Business
German industrial orders rise 1.9% in May, beating forecasts
German manufacturing new orders rose 1.9% in May, a stronger reading than expected and a modest sign that Europe’s biggest economy is not stuck in a deeper industrial slump. Destatis said the increase was seasonally and calendar adjusted, and that orders excluding large-scale deals still climbed 1.0% from April, showing the month was not driven entirely by one-off headline distortions.
The biggest lift came from the manufacture of other transport equipment, including aircraft, ships, trains and military vehicles, where new orders jumped 85.0% because of several large contracts. Even so, the broader trend remains uneven. Destatis revised April’s monthly decline to 3.2% from an initially reported 3.8% drop, and the three-month comparison for March through May was still 0.2% below the previous three months overall. Strip out large-scale orders, however, and the same three-month measure was 4.1% higher.

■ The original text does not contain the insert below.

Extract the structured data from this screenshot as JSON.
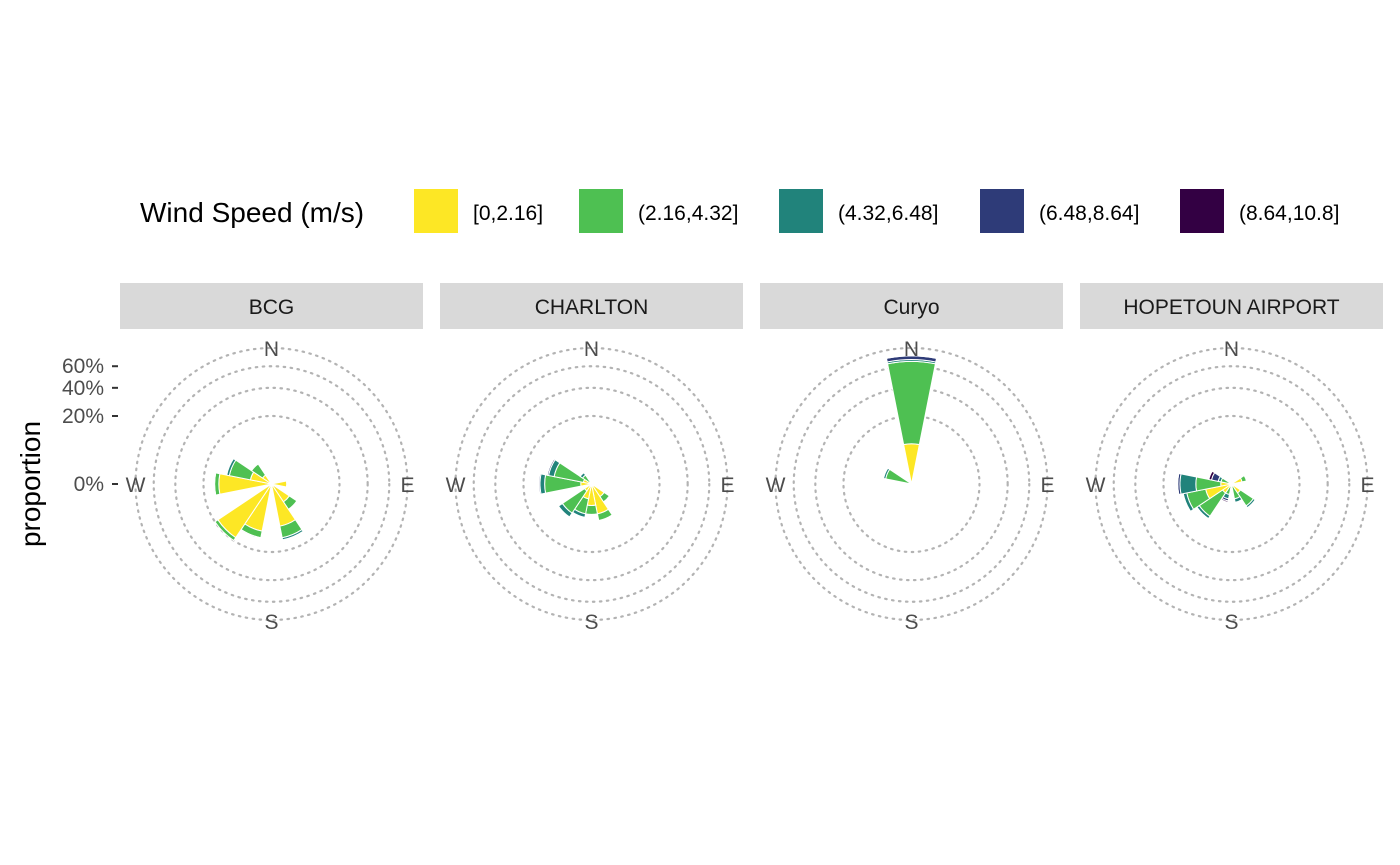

That mixed picture helps explain why economists treated the May gain as encouraging but not decisive. A Commerzbank economist said the order trend supports the idea of a recovery, while an ING economist said Germany’s manufacturing sector appears to have escaped recent geopolitical disruptions with only a limited setback. The backdrop matters: supply-chain fears and Middle East conflict have threatened production and logistics across Europe, yet German manufacturers have so far handled those pressures better than many observers feared.

The scale of the sector makes even a modest improvement important. Destatis says industry and manufacturing account for about 2.1 trillion euros in sales and employ 7.5 million people, so swings in factory demand can feed quickly into growth, hiring and investment plans. May orders were also 6.2% higher than a year earlier, a sign that year-on-year momentum is at least positive even after a soft spring.
The broader data picture is still far from a clean turnaround. Destatis said the stock of orders in manufacturing rose 0.4% in April and stood at 8.8 months, suggesting work still sits in the pipeline even as new demand fluctuates. Producer prices for industrial products were 2.2% higher in May than a year earlier, a reminder that cost pressures have not disappeared. For Germany, the latest order report points to an industrial floor that may be stabilizing, but not yet to a strong or self-sustaining rebound.